Reproducing Boone 2021

Overview

The details of the ParSNIP model are documented in Boone 2021. To reproduce all of the results in that paper, follow the following steps.

Installing ParSNIP

Install the ParSNIP software package following the instructions on the Installation page.

Downloading the data

From the desired working directory, run the following scripts on the command line to download the PLAsTiCC and PS1 datasets to /data/ directory.

Download PS1:

$ lcdata_download_ps1

Download PLAsTiCC (warning, this can take a long time):

$ lcdata_download_plasticc

Build a combined PLAsTiCC training set for ParSNIP:

$ parsnip_build_plasticc_combined

Training the ParSNIP model

Note: Model training is much faster if a GPU is available. By default, ParSNIP will attempt to use the GPU if there is one and fallback to CPU if not. This can be overriden by passing e.g. --device cpu to the parsnip_train script where cpu is the desired PyTorch device.
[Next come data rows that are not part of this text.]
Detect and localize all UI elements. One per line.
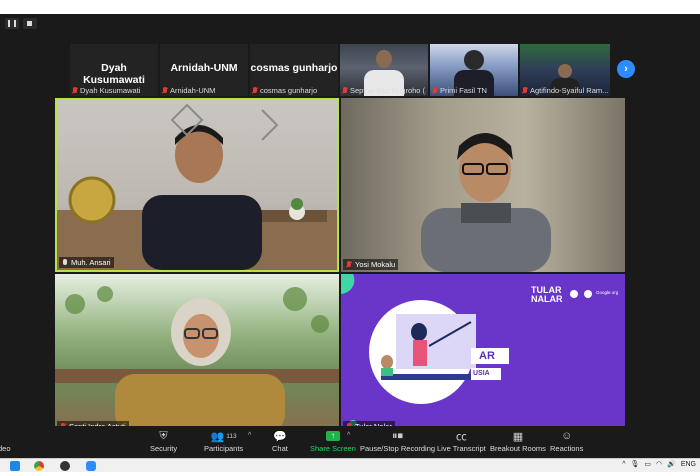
system-tray: ^ 🎙 ▭ ◠ 🔊 ENG (622, 460, 696, 469)
live-transcript-button[interactable]: ㏄ Live Transcript (437, 428, 486, 458)
tular-nalar-logo: TULAR NALAR (531, 285, 563, 304)
thumbnail-label: Primi Fasil TN (440, 86, 487, 95)
thumbnail-label: Agtifindo-Syaiful Ram... (530, 86, 608, 95)
shield-icon: ⛨ (159, 429, 168, 442)
os-taskbar: ^ 🎙 ▭ ◠ 🔊 ENG (0, 458, 700, 472)
thumbnail-label: Dyah Kusumawati (80, 86, 141, 95)
zoom-meeting-window: Dyah Kusumawati Dyah Kusumawati Arnidah-… (0, 14, 700, 458)
participant-name-label: Muh. Ansari (59, 257, 114, 268)
thumbnail-label: Septiaji Eko Nugroho (... (350, 86, 426, 95)
thumbnail-septiaji[interactable]: Septiaji Eko Nugroho (... (340, 44, 428, 96)
mic-muted-icon (72, 87, 78, 94)
microphone-icon[interactable]: 🎙 (630, 460, 639, 468)
video-tile-tular-nalar[interactable]: TULAR NALAR Google.org AR USIA Tular Nal… (341, 274, 625, 434)
share-screen-icon: ↑ (325, 431, 340, 441)
thumbnail-display-name: cosmas gunharjo (250, 62, 338, 74)
meeting-toolbar: deo ⛨ Security 👥 113 Participants ^ 💬 Cha… (0, 426, 700, 458)
mic-icon (62, 259, 68, 266)
zoom-app-icon[interactable] (86, 461, 96, 471)
video-tile-yosi[interactable]: Yosi Mokalu (341, 98, 625, 272)
participant-video (558, 64, 572, 78)
breakout-rooms-button[interactable]: ▦ Breakout Rooms (490, 428, 546, 458)
mic-muted-icon (162, 87, 168, 94)
pause-stop-icon: ⏸⏹ (392, 429, 404, 442)
thumbnail-dyah[interactable]: Dyah Kusumawati Dyah Kusumawati (70, 44, 158, 96)
security-button[interactable]: ⛨ Security (150, 428, 177, 458)
participants-icon: 👥 (210, 430, 225, 443)
video-tile-ansari[interactable]: Muh. Ansari (55, 98, 339, 272)
mic-muted-icon (432, 87, 438, 94)
volume-icon[interactable]: 🔊 (667, 460, 676, 468)
participant-name-label: Yosi Mokalu (343, 259, 399, 270)
pause-icon (8, 20, 16, 27)
battery-icon[interactable]: ▭ (644, 460, 651, 468)
pause-view-button[interactable] (5, 18, 19, 29)
thumbnail-label: Arnidah-UNM (170, 86, 216, 95)
thumbnail-agtifindo[interactable]: Agtifindo-Syaiful Ram... (520, 44, 610, 96)
mic-muted-icon (342, 87, 348, 94)
mic-muted-icon (346, 261, 352, 268)
participants-caret-icon[interactable]: ^ (248, 432, 251, 439)
thumbnail-cosmas[interactable]: cosmas gunharjo cosmas gunharjo (250, 44, 338, 96)
participant-video (464, 50, 484, 70)
view-controls (5, 18, 37, 29)
mic-muted-icon (522, 87, 528, 94)
thumbnail-display-name: Dyah Kusumawati (83, 62, 145, 86)
reactions-button[interactable]: ☺ Reactions (550, 428, 583, 458)
grid-icon: ▦ (512, 430, 524, 443)
chrome-icon[interactable] (34, 461, 44, 471)
language-indicator[interactable]: ENG (681, 461, 696, 468)
thumbnail-arnidah[interactable]: Arnidah-UNM Arnidah-UNM (160, 44, 248, 96)
slide-text: USIA (473, 370, 490, 377)
chat-icon: 💬 (273, 430, 287, 443)
wifi-icon[interactable]: ◠ (656, 460, 662, 468)
video-button[interactable]: deo (0, 428, 11, 458)
participants-count: 113 (226, 432, 237, 440)
slide-text: AR (479, 350, 495, 362)
app-icon[interactable] (60, 461, 70, 471)
thumbnail-label: cosmas gunharjo (260, 86, 318, 95)
closed-caption-icon: ㏄ (455, 431, 467, 443)
participant-video (57, 103, 337, 270)
chevron-up-icon[interactable]: ^ (622, 461, 625, 468)
recording-button[interactable]: ⏸⏹ Pause/Stop Recording (360, 428, 435, 458)
mic-muted-icon (252, 87, 258, 94)
thumbnail-display-name: Arnidah-UNM (170, 62, 238, 74)
share-caret-icon[interactable]: ^ (347, 432, 350, 439)
thumbnail-primi[interactable]: Primi Fasil TN (430, 44, 518, 96)
video-tile-santi[interactable]: Santi Indra Astuti (55, 274, 339, 434)
participant-video (55, 286, 339, 434)
thumbnail-strip: Dyah Kusumawati Dyah Kusumawati Arnidah-… (70, 44, 640, 96)
chevron-right-icon: › (624, 63, 628, 75)
participant-video (421, 133, 551, 272)
windows-start-icon[interactable] (10, 461, 20, 471)
participant-video (376, 50, 392, 68)
stop-view-button[interactable] (23, 18, 37, 29)
emoji-icon: ☺ (561, 430, 573, 442)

Train a PS1 model using the full dataset (1 hour):

$ parsnip_train \
    ./models/parsnip_ps1.pt \
    ./data/ps1.h5

Train a PS1 model with a held-out validation set (1 hour):

$ parsnip_train \
    ./models/parsnip_ps1_validation.pt \
    ./data/ps1.h5 \
    --split_train_test

Train a PLAsTiCC model using the full dataset (1 day):

$ parsnip_train \
    ./models/parsnip_plasticc.pt \
    ./data/plasticc_combined.h5

Train a PLAsTiCC model with a held-out validation set (1 day):

$ parsnip_train \
    ./models/parsnip_plasticc_validation.pt \
    ./data/plasticc_combined.h5 \
    --split_train_test

Generate predictions

Generate predictions for the PS1 dataset (< 1 min):

parsnip_predict ./predictions/parsnip_predictions_ps1.h5 \
    ./models/parsnip_ps1.pt \
    ./data/ps1.h5

Generate predictions for the PS1 dataset with 100-fold augmentation (3 min):

parsnip_predict ./predictions/parsnip_predictions_ps1_aug_100.h5 \
    ./models/parsnip_ps1.pt \
    ./data/ps1.h5 \
    --augments 100

Generate predictions for the PLAsTiCC combined training dataset (7 min):

parsnip_predict ./predictions/parsnip_predictions_plasticc_combined.h5 \
    ./models/parsnip_plasticc.pt \
    ./data/plasticc_combined.h5

Generate predictions for the PLAsTiCC training set with 100-fold augmentation (4 min):

parsnip_predict ./predictions/parsnip_predictions_plasticc_train_aug_100.h5 \
    ./models/parsnip_plasticc.pt \
    ./data/plasticc_train.h5 \
    --augments 100

Generate predictions for the full PLAsTiCC dataset (1 hour):

parsnip_predict ./predictions/parsnip_predictions_plasticc_test.h5 \
    ./models/parsnip_plasticc.pt \
    ./data/plasticc_test.h5

Figures and analysis

All of the figures and analysis in Boone 2021 were done with Jupyter notebooks that are available on GitHub. To rerun these notebooks, copy the notebooks folder to the working directory and run the notebooks from within that folder.